Pour rappel, elle consiste à intégrer dans un jeu vidéo des achats avec gains aléatoires : ils peuvent être purement cosmétiques (tenues, musiques…) ou donner des avantages en jeu (armes, armures, pouvoirs…). Si ce procédé est accepté dans les jeux gratuits, il passe moins dans des productions vendues jusqu’à 70 € dans le commerce. En particulier quand le joueur a l’impression que le jeu a été paramétré afin que ces achats supplémentaires soient quasiment indispensables pour en voir la fin.

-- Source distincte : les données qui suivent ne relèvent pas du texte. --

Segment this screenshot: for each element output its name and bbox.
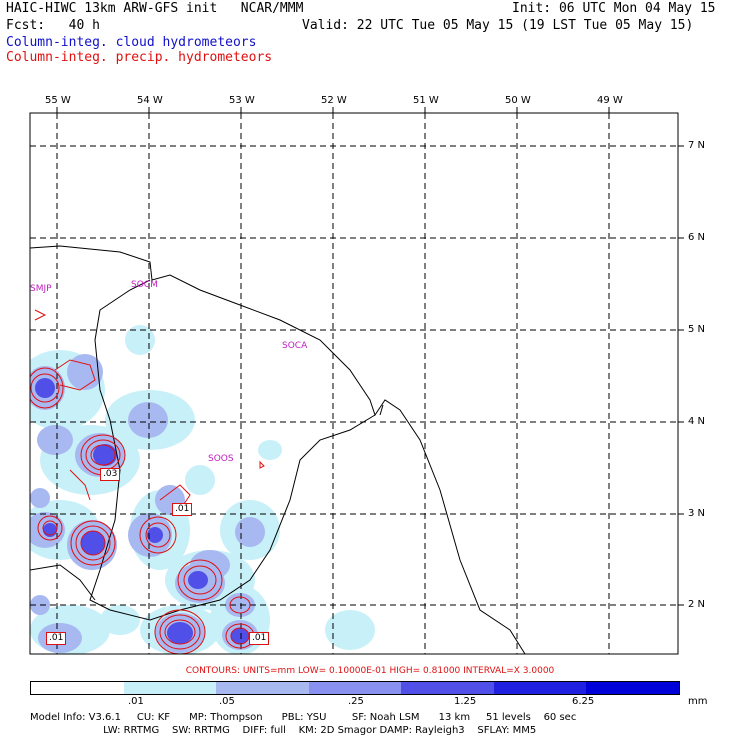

L’une des grosses sorties de la fin 2017, Star Wars Battlefront II, un jeu de tir principalement jouable en ligne, prévoyait un tel système de déblocage de contenus. Face aux critiques de l’UFC-Que Choisir et des joueurs, qui craignaient que ceux ayant sorti leur carte bancaire soient injustement avantagés lors des joutes virtuelles, son éditeur Electronic Arts a annoncé le retrait de ce dispositif. Quelques mois plus tard, l’éditeur Warner Bros Interactive Entertainment a aussi annoncé la fin des loot boxes dans le jeu La Terre du Milieu : L’Ombre de la Guerre, sorti en octobre.
Ces revirements montrent que le pouvoir est dans la main des consommateurs, qui peuvent faire pression… avec leur porte-monnaie. Electronic Arts a annoncé en janvier n’avoir distribué que 7 millions d’exemplaires de Star Wars Battlefront II, contre 13 millions pour le premier exemplaire sur la même période. Une contreperformance que l’éditeur a reliée à la polémique sur les micro-transactions. Lors de sa conférence pré-E3, le samedi 9 juin, la société américaine a donc insisté sur le fait que les loot boxes seront absentes de ses prochaines productions majeures, Battlefield V et Anthem. Les achats intégrés seront strictement cosmétiques.
« Personne ne veut être le prochain Battlefront II », a résumé le journaliste américain Jason Schreier, du site Kotaku, après des discussions avec de nombreux développeurs de grands studios, comme BioWare ou le français Ubisoft. « Plus personne ne va oser faire du pay-to-win. Nous n'avons pas pris à la légère toutes les controverses sur les loot boxes », lui a soufflé un développeur de Battlefield V.
Si la pression des joueurs a limité les ardeurs des éditeurs, les autorités continuent de travailler sur le sujet. Coup sur coup, en avril, l’Autorité néerlandaise des jeux (Kansspelautoriteit) et la Commission belge des jeux de hasard ont annoncé que, selon elles, les caisses de butin présentes dans certains jeux s’inscrivent bel et bien dans la catégorie des jeux de hasard. Le ministre belge de la Justice a menacé les éditeurs de sanctions pénales si les discussions pour réguler ces pratiques n’aboutissent pas. Du côté des Pays-Bas, les éditeurs de quatre jeux à succès (FIFA 18, Dota 2, PUBG et Rocket League) ont jusqu’au 20 juin pour revoir la présentation de leurs mécaniques de loot boxes sous peine de sanctions pouvant aller jusqu’à une interdiction de vente sur le territoire. En France, l'Autorité de régulation des jeux en ligne (Arjel), interpellée par l’UFC-Que Choisir, a noté l'apparition d'une « dérive préoccupante », mais sans pour l’instant livrer ses conclusions.